Vor allem in der Grünen Partei ist die Wut auf die Linken-Politikerin Sahra Wagenknecht und die berühmteste Feministin des Landes, Emma-Herausgeberin Alice Schwarzer, riesig. Grünen-Fraktionschefin Britta Haßelmann meint dabei, besser als die beiden Initiatorinnen der Demonstration „Aufstand für Frieden“ in Berlin am Samstag zu wissen, um was es ihnen gegangen sei: „Bei dieser Demonstration von Sahra Wagenknecht und Alice Schwarzer ging es doch nicht um Frieden“, sagte sie dem Redaktionsnetzwerk Deutschland. „Es ging nicht um die Ukraine, die seit einem Jahr brutal und völkerrechtswidrig angegriffen wird von Putins Russland. Es ging nicht um das Leid und die Zerstörung, der die Menschen in der Ukraine tagtäglich ausgesetzt sind.“
Sondern? Es sei um „Selbstinszenierung“ gegangen. Der Vorwurf ist nun wirklich abwegig, wenn er von einer Politikerin kommt. Politik besteht schließlich zum großen Teil aus (Selbst-)Inszenierung. Haßelmann selbst hat sich, indem sie mit dem RND sprach, zweifellos auch inszeniert.
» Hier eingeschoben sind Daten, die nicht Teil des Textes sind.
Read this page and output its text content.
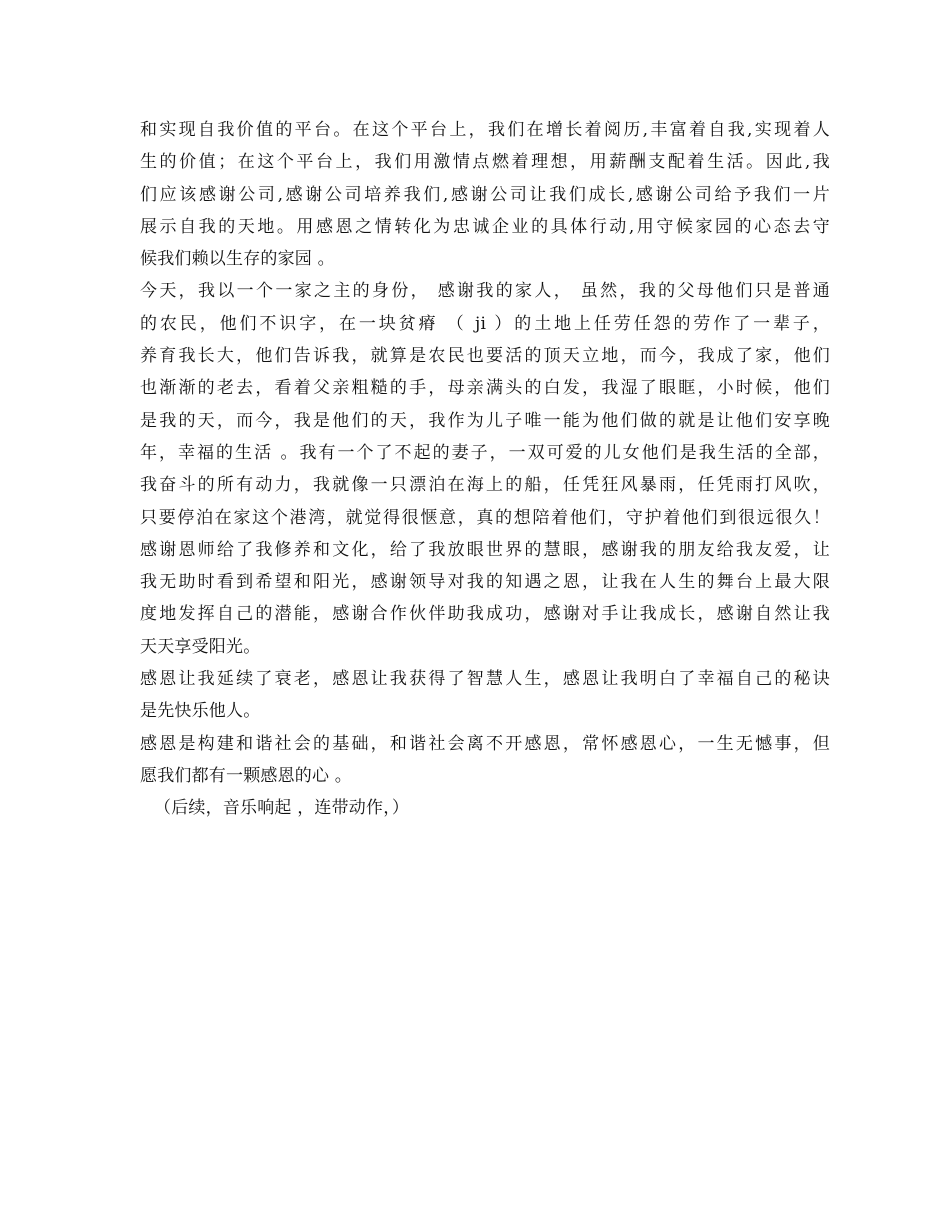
和实现自我价值的平台。在这个平台上，我们在增长着阅历,丰富着自我,实现着人
生的价值；在这个平台上，我们用激情点燃着理想，用薪酬支配着生活。因此,我
们应该感谢公司,感谢公司培养我们,感谢公司让我们成长,感谢公司给予我们一片
展示自我的天地。用感恩之情转化为忠诚企业的具体行动,用守候家园的心态去守
候我们赖以生存的家园 。
今天，我以一个一家之主的身份， 感谢我的家人， 虽然，我的父母他们只是普通
的农民，他们不识字，在一块贫瘠 （ ji ）的土地上任劳任怨的劳作了一辈子，
养育我长大，他们告诉我，就算是农民也要活的顶天立地，而今，我成了家，他们
也渐渐的老去，看着父亲粗糙的手，母亲满头的白发，我湿了眼眶，小时候，他们
是我的天，而今，我是他们的天，我作为儿子唯一能为他们做的就是让他们安享晚
年，幸福的生活 。我有一个了不起的妻子，一双可爱的儿女他们是我生活的全部，
我奋斗的所有动力，我就像一只漂泊在海上的船，任凭狂风暴雨，任凭雨打风吹，
只要停泊在家这个港湾，就觉得很惬意，真的想陪着他们，守护着他们到很远很久！
感谢恩师给了我修养和文化，给了我放眼世界的慧眼，感谢我的朋友给我友爱，让
我无助时看到希望和阳光，感谢领导对我的知遇之恩，让我在人生的舞台上最大限
度地发挥自己的潜能，感谢合作伙伴助我成功，感谢对手让我成长，感谢自然让我
天天享受阳光。
感恩让我延续了衰老，感恩让我获得了智慧人生，感恩让我明白了幸福自己的秘诀
是先快乐他人。
感恩是构建和谐社会的基础，和谐社会离不开感恩，常怀感恩心，一生无憾事，但
愿我们都有一颗感恩的心 。
（后续，音乐响起 ，连带动作，）
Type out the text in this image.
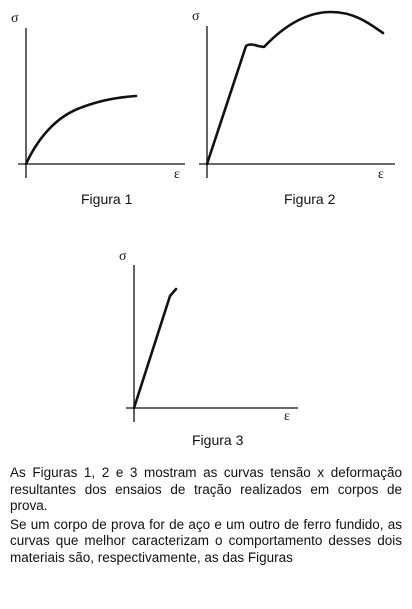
σ
ε
Figura 1
σ
ε
Figura 2
σ
ε
Figura 3

As Figuras 1, 2 e 3 mostram as curvas tensão x deformação resultantes dos ensaios de tração realizados em corpos de prova.

Se um corpo de prova for de aço e um outro de ferro fundido, as curvas que melhor caracterizam o comportamento desses dois materiais são, respectivamente, as das Figuras
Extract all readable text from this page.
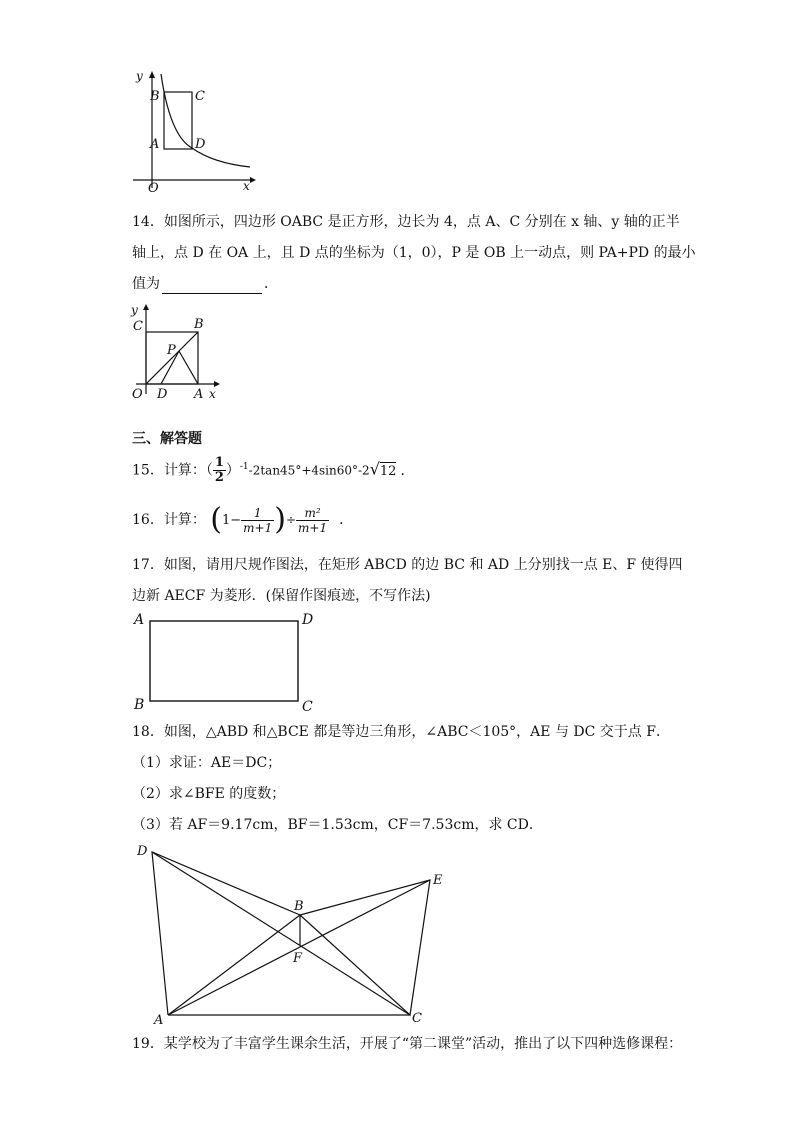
y
x
O
B	C
A	D
14．如图所示，四边形 OABC 是正方形，边长为 4，点 A、C 分别在 x 轴、y 轴的正半
轴上，点 D 在 OA 上，且 D 点的坐标为（1，0），P 是 OB 上一动点，则 PA+PD 的最小
值为	．
y
C	B
P
O D A x
三、解答题
15．计算：（ $\frac{1}{2} )^{-1}-2\tan 45^\circ+4\sin 60^\circ-2√12$ ．
16．计算： ($1- \frac{1}{m+1}$ )÷ $\frac{\text{m²}}{m+1}$ ．
17．如图，请用尺规作图法，在矩形 ABCD 的边 BC 和 AD 上分别找一点 E、F 使得四
边新 AECF 为菱形．(保留作图痕迹，不写作法)
A	D
B	C
18．如图，△ABD 和△BCE 都是等边三角形，∠ABC＜105°，AE 与 DC 交于点 F．
（1）求证：AE＝DC；
（2）求∠BFE 的度数；
（3）若 AF＝9.17cm，BF＝1.53cm，CF＝7.53cm，求 CD．
D
E
B
F
A	C
19．某学校为了丰富学生课余生活，开展了“第二课堂”活动，推出了以下四种选修课程：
Natürlich weiß Haßelmann, die dieses „gefährliche Spiel“ anprangert, dass die völlige Aussperrung bestimmter Personen aufgrund deren Überzeugung durch Demonstrationsanmelder kaum möglich ist. Diese Methode – bekannt als „guilt by association“ oder „association fallacy“ – hat nur den Zweck, Demonstranten abzuschrecken, also Demonstrationen klein zu halten und ihr Anliegen moralisch so zu diskreditieren, dass ein Diskurs über das eigentliche kritische Anliegen nicht mehr notwendig erscheint. Wenn Schwarzer und Wagenknecht über das Stöckchen gesprungen wären, hätten sie ihrer Demonstration von vornherein die Durchschlagskraft genommen und sich ihren politischen Kontrahenten unterworfen. Kontaktschuld ist die schlimmste Form von Schuld, die es in der deutschen Debatte dieser Jahre geben kann.
Ein „gefährliches Spiel“ ist also eher genau das, was Haßelmann und andere mit der Methode der „association fallacy“ betreiben: Es ist eine Einschüchterung von Menschen, die ihr Grundrecht auf friedliche Versammlung und Demonstration ihrer politischen Ansichten wahrnehmen.
Natürlich wissen auch diejenigen, von denen sich die beiden Frauen und alle öffentlich gegen Waffenlieferungen an die Ukraine auftretenden Personen nach Wunsch von Haßelmann und Co distanzieren sollen, über diese vernichtende Wirkung bescheid. AfD-Rechtsaußen Björn Höcke führt die ganze Situation bewusst ad absurdum, indem er Wagenknecht öffentlich „Kommen Sie zu uns“ zuruft. Dies macht nur deutlich, wie verunstaltet die politische Kultur in Deutschland durch das etablierte Primat der Kontaktschuld geworden ist.
Im Übrigen tritt der Autor dieses Textes für eine auch militärische Unterstützung der Ukraine in ihrem Abwehrkampf ein. Aber diese Unterstützung der Verteidigung der Freiheit der Ukraine darf nicht zum Vorwand werden, die Freiheit der politischen Debatte im eigenen Land auszuhebeln. Am Ende hätten wir nichts mehr zu verteidigen.